Methods: New Zealand White rabbits were used. Cultured corneal fibroblasts and corneal epithelial cells were used for RNA isolation and cDNA preparation using standard molecular biology techniques. PCR was performed to detect the presence of ACE, AT1, and AT2 gene expression. A corneal micropocket assay to implant a vascular endothelial growth factor (VEGF) pellet in the rabbit cornea was used to induce corneal angiogenesis. Rabbits of the control group received sterile water, and the treated group received 3 mg/kg enalapril intramuscularly once daily for 14 days starting from day 1 of pellet implantation. The clinical eye examination was performed by slit-lamp biomicroscopy. We monitored the level of corneal angiogenesis in live animals by stereomicroscopy at days 4, 9, and 14 after VEGF pellet implantation. Collagen type IV and lectin immunohistochemistry and fluorescent microscopy were used to measure corneal angiogenesis in tissue sections of control and enalapril-treated corneas of the rabbits. Image J software was used to quantify corneal angiogenesis in the rabbit eye in situ.

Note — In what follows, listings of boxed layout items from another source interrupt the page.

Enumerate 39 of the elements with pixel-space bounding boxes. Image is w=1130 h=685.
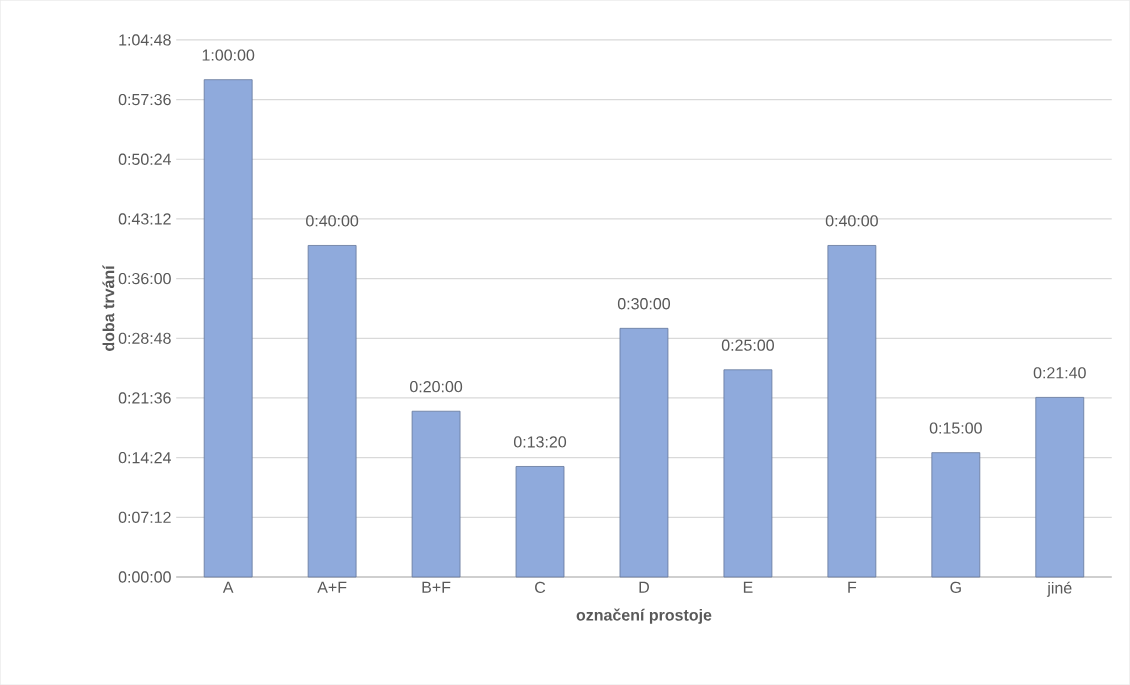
y-tick-label: 0:21:36 — [118, 392, 171, 404]
y-tick-label: 0:14:24 — [118, 451, 172, 464]
y-tick-label: 0:36:00 — [118, 272, 171, 285]
x-tick-label: G — [950, 581, 961, 593]
y-tick-label: 0:50:24 — [118, 153, 172, 165]
x-tick-label: C — [535, 581, 546, 593]
data-label: 0:25:00 — [721, 339, 774, 351]
x-tick-label: F — [848, 581, 857, 593]
bar — [411, 410, 461, 578]
bar — [723, 369, 773, 578]
x-tick-label: E — [743, 581, 753, 593]
y-tick-label: 0:28:48 — [118, 332, 171, 344]
data-label: 0:15:00 — [929, 422, 982, 434]
data-label: 0:40:00 — [825, 215, 878, 227]
y-axis-title: doba trvání — [102, 264, 115, 351]
y-tick-label: 0:07:12 — [118, 511, 171, 523]
x-axis-title: označení prostoje — [576, 608, 712, 624]
bar — [827, 244, 877, 578]
data-label: 0:13:20 — [513, 436, 567, 448]
bar — [515, 465, 565, 578]
y-tick-label: 0:43:12 — [118, 213, 171, 225]
bar — [931, 452, 981, 578]
data-label: 0:30:00 — [617, 298, 671, 310]
bar — [203, 79, 253, 578]
bar — [619, 327, 669, 578]
data-label: 1:00:00 — [202, 49, 255, 61]
y-tick-label: 1:04:48 — [119, 34, 171, 46]
x-tick-label: D — [639, 581, 649, 593]
x-tick-label: B+F — [422, 581, 451, 593]
data-label: 0:21:40 — [1033, 367, 1086, 379]
data-label: 0:40:00 — [306, 215, 359, 227]
bar — [307, 244, 357, 578]
x-tick-label: jiné — [1046, 581, 1072, 597]
bar — [1035, 396, 1085, 578]
y-tick-label: 0:57:36 — [118, 93, 171, 106]
x-tick-label: A+F — [317, 581, 347, 593]
x-tick-label: A — [222, 581, 234, 593]
y-tick-label: 0:00:00 — [118, 571, 171, 583]
data-label: 0:20:00 — [410, 380, 463, 393]
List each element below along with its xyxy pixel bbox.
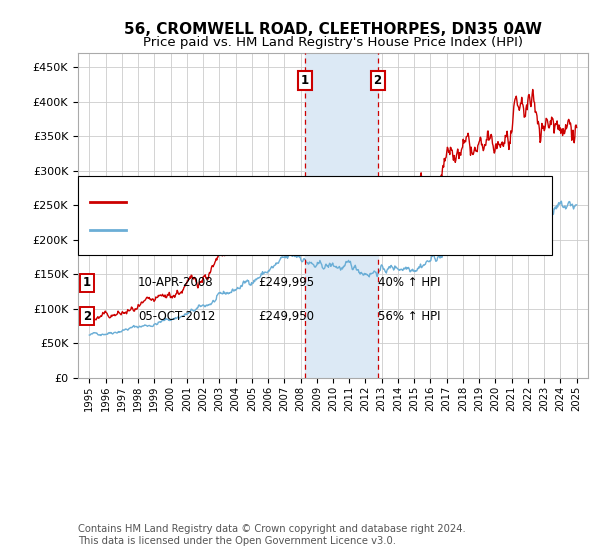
Text: 05-OCT-2012: 05-OCT-2012 xyxy=(138,310,215,323)
Text: 2: 2 xyxy=(83,310,91,323)
Text: £249,995: £249,995 xyxy=(258,276,314,290)
Text: 56, CROMWELL ROAD, CLEETHORPES, DN35 0AW (detached house): 56, CROMWELL ROAD, CLEETHORPES, DN35 0AW… xyxy=(135,195,533,208)
Text: 56, CROMWELL ROAD, CLEETHORPES, DN35 0AW: 56, CROMWELL ROAD, CLEETHORPES, DN35 0AW xyxy=(124,22,542,38)
Text: Contains HM Land Registry data © Crown copyright and database right 2024.
This d: Contains HM Land Registry data © Crown c… xyxy=(78,524,466,546)
Text: £249,950: £249,950 xyxy=(258,310,314,323)
Text: 2: 2 xyxy=(374,74,382,87)
Text: 1: 1 xyxy=(83,276,91,290)
Text: 10-APR-2008: 10-APR-2008 xyxy=(138,276,214,290)
Text: 40% ↑ HPI: 40% ↑ HPI xyxy=(378,276,440,290)
Text: 1: 1 xyxy=(301,74,309,87)
Bar xyxy=(305,53,377,378)
Text: HPI: Average price, detached house, North East Lincolnshire: HPI: Average price, detached house, Nort… xyxy=(135,223,490,236)
Text: Price paid vs. HM Land Registry's House Price Index (HPI): Price paid vs. HM Land Registry's House … xyxy=(143,36,523,49)
Text: 56% ↑ HPI: 56% ↑ HPI xyxy=(378,310,440,323)
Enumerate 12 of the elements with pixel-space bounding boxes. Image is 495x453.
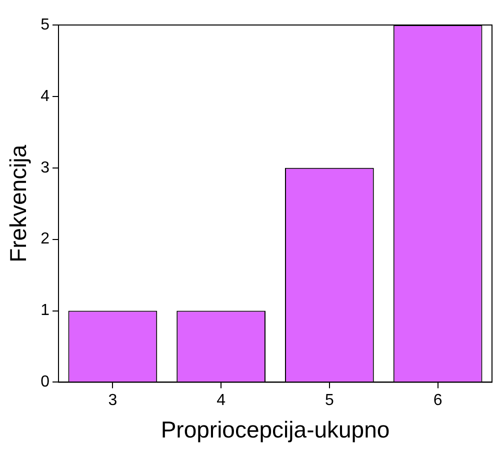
- x-tick-label: 6: [433, 392, 442, 410]
- y-tick-label: 1: [40, 302, 50, 320]
- x-tick-label: 3: [108, 392, 118, 410]
- y-tick-label: 4: [40, 88, 50, 105]
- x-axis-title: Propriocepcija-ukupno: [160, 416, 390, 443]
- y-tick-label: 3: [40, 159, 50, 176]
- y-tick-label: 2: [40, 230, 50, 248]
- y-tick-label: 5: [40, 16, 50, 34]
- x-tick-label: 5: [324, 392, 334, 410]
- x-tick-label: 4: [216, 392, 226, 410]
- y-tick-label: 0: [40, 374, 50, 391]
- y-axis-title: Frekvencija: [5, 144, 32, 262]
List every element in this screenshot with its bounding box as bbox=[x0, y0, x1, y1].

Results: Our data demonstrated the presence of ACE, AT1, and AT2 expression in corneal fibroblasts. Cells of corneal epithelium expressed AT1 and AT2 but did not show ACE expression. Slit-lamp examination did not show any significant difference between the degree of edema or cellular infiltration between the corneas of control and enalapril-treated rabbits. VEGF pellet implantation caused corneal angiogenesis in the eyes of vehicle-treated control rabbits, and the mean area of corneal neovascularization was 1.8, 2.8, and 3.2 mm2 on days 4, 9, and 14, respectively. Enalapril treatment caused a notable decrease in corneal neovascularization of 44% (1 mm2), 28% (2.1 mm2), and 31% (2.2 mm2) on the three tested time points, respectively. The immunostaining of corneal tissue sections with collagen type IV and lectin confirmed the presence of blood vessels, with enalapril-treated rabbit corneas showing a lesser degree of blood vessel staining.

Conclusions: Corneal cells show expression of tissue RAS components, such as ACE, AT1, and AT2. Treatment with ACE inhibitor enalapril markedly decreased corneal angiogenesis in a rabbit model of VEGF-induced corneal neovascularization, suggesting that ACE inhibitors may represent a novel therapeutic strategy to treat corneal angiogenesis.